Safety and efficacy of an attenuated vaccine against severe rotavirus gastroenteritis.

BACKGROUND: The safety and efficacy of an attenuated G1P[8] human rotavirus (HRV) vaccine were tested in a randomized, double-blind, phase 3 trial. METHODS: We studied 63,225 healthy infants from 11 Latin American countries and Finland who received two oral doses of either the HRV vaccine (31,673 infants) or placebo (31,552 infants) at approximately two months and four months of age. Severe gastroenteritis episodes were identified by active surveillance. The severity of disease was graded with the use of the 20-point Vesikari scale.
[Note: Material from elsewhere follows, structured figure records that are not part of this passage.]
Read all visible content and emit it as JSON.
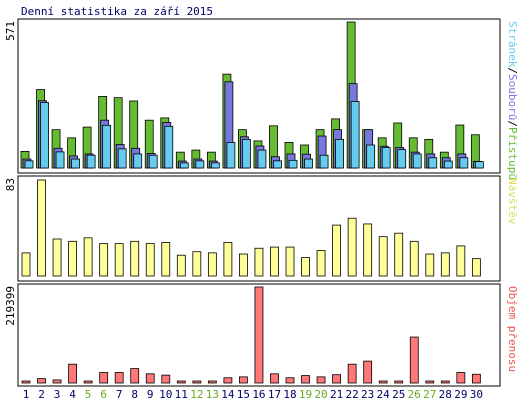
{
  "title": "Denní statistika za září 2015",
  "colors": {
    "hits": "#66bb33",
    "files": "#7777dd",
    "pages": "#66ccee",
    "visits": "#ffff99",
    "kbytes": "#ff7777",
    "weekday_label": "#000066",
    "weekend_label": "#66aa22",
    "axis": "#000000",
    "background": "#ffffff"
  },
  "chart_data": [
    {
      "type": "bar",
      "panel": "requests",
      "max_label": "571",
      "ylim": [
        0,
        571
      ],
      "legend": {
        "hits_label": "Přístupů",
        "files_label": "Souborů",
        "pages_label": "Stránek",
        "separator": "/",
        "placement": "right-vertical"
      },
      "categories": [
        "1",
        "2",
        "3",
        "4",
        "5",
        "6",
        "7",
        "8",
        "9",
        "10",
        "11",
        "12",
        "13",
        "14",
        "15",
        "16",
        "17",
        "18",
        "19",
        "20",
        "21",
        "22",
        "23",
        "24",
        "25",
        "26",
        "27",
        "28",
        "29",
        "30"
      ],
      "series": [
        {
          "name": "Přístupů",
          "values": [
            65,
            307,
            150,
            118,
            160,
            280,
            275,
            262,
            187,
            196,
            62,
            70,
            62,
            367,
            150,
            106,
            165,
            100,
            90,
            150,
            192,
            571,
            150,
            118,
            176,
            118,
            112,
            62,
            168,
            130
          ]
        },
        {
          "name": "Souborů",
          "values": [
            35,
            263,
            77,
            47,
            55,
            187,
            92,
            77,
            57,
            178,
            27,
            35,
            27,
            337,
            122,
            86,
            44,
            55,
            54,
            125,
            150,
            330,
            150,
            85,
            80,
            62,
            55,
            40,
            55,
            26
          ]
        },
        {
          "name": "Stránek",
          "values": [
            28,
            256,
            63,
            35,
            50,
            167,
            75,
            55,
            50,
            163,
            20,
            28,
            20,
            100,
            112,
            70,
            28,
            30,
            35,
            50,
            112,
            260,
            90,
            80,
            72,
            55,
            40,
            27,
            40,
            25
          ]
        }
      ]
    },
    {
      "type": "bar",
      "panel": "visits",
      "max_label": "83",
      "ylim": [
        0,
        83
      ],
      "legend": {
        "visits_label": "Návštěv",
        "placement": "right-vertical"
      },
      "categories": [
        "1",
        "2",
        "3",
        "4",
        "5",
        "6",
        "7",
        "8",
        "9",
        "10",
        "11",
        "12",
        "13",
        "14",
        "15",
        "16",
        "17",
        "18",
        "19",
        "20",
        "21",
        "22",
        "23",
        "24",
        "25",
        "26",
        "27",
        "28",
        "29",
        "30"
      ],
      "series": [
        {
          "name": "Návštěv",
          "values": [
            20,
            83,
            32,
            30,
            33,
            28,
            28,
            30,
            28,
            29,
            18,
            21,
            20,
            29,
            19,
            24,
            25,
            25,
            16,
            22,
            44,
            50,
            45,
            34,
            37,
            30,
            19,
            20,
            26,
            15
          ]
        }
      ]
    },
    {
      "type": "bar",
      "panel": "kbytes",
      "max_label": "219399",
      "ylim": [
        0,
        219399
      ],
      "legend": {
        "kbytes_label": "Objem přenosu",
        "placement": "right-vertical"
      },
      "categories": [
        "1",
        "2",
        "3",
        "4",
        "5",
        "6",
        "7",
        "8",
        "9",
        "10",
        "11",
        "12",
        "13",
        "14",
        "15",
        "16",
        "17",
        "18",
        "19",
        "20",
        "21",
        "22",
        "23",
        "24",
        "25",
        "26",
        "27",
        "28",
        "29",
        "30"
      ],
      "series": [
        {
          "name": "Objem přenosu",
          "values": [
            2000,
            10000,
            7000,
            43000,
            3000,
            24000,
            24000,
            33000,
            21000,
            18000,
            3000,
            3000,
            4000,
            12000,
            14000,
            219399,
            21000,
            12000,
            17000,
            14000,
            19000,
            43000,
            50000,
            3000,
            3000,
            105000,
            3000,
            3000,
            24000,
            20000
          ]
        }
      ]
    }
  ],
  "x_axis": {
    "labels": [
      "1",
      "2",
      "3",
      "4",
      "5",
      "6",
      "7",
      "8",
      "9",
      "10",
      "11",
      "12",
      "13",
      "14",
      "15",
      "16",
      "17",
      "18",
      "19",
      "20",
      "21",
      "22",
      "23",
      "24",
      "25",
      "26",
      "27",
      "28",
      "29",
      "30"
    ],
    "weekend_days": [
      5,
      6,
      12,
      13,
      19,
      20,
      26,
      27
    ]
  }
}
Vaccine efficacy was evaluated in a subgroup of 20,169 infants (10,159 vaccinees and 10,010 placebo recipients). RESULTS: The efficacy of the vaccine against severe rotavirus gastroenteritis and against rotavirus-associated hospitalization was 85 percent (P<0.001 for the comparison with placebo) and reached 100 percent against more severe rotavirus gastroenteritis. Hospitalization for diarrhea of any cause was reduced by 42 percent (95 percent confidence interval, 29 to 53 percent; P<0.001). During the 31-day window after each dose, six vaccine recipients and seven placebo recipients had definite intussusception (difference in risk, -0.32 per 10,000 infants; 95 percent confidence interval, -2.91 to 2.18; P=0.78). CONCLUSIONS: Two oral doses of the live attenuated G1P[8] HRV vaccine were highly efficacious in protecting infants against severe rotavirus gastroenteritis, significantly reduced the rate of severe gastroenteritis from any cause, and were not associated with an increased risk of intussusception. (ClinicalTrials.gov numbers, NCT00139347 and NCT00263666.)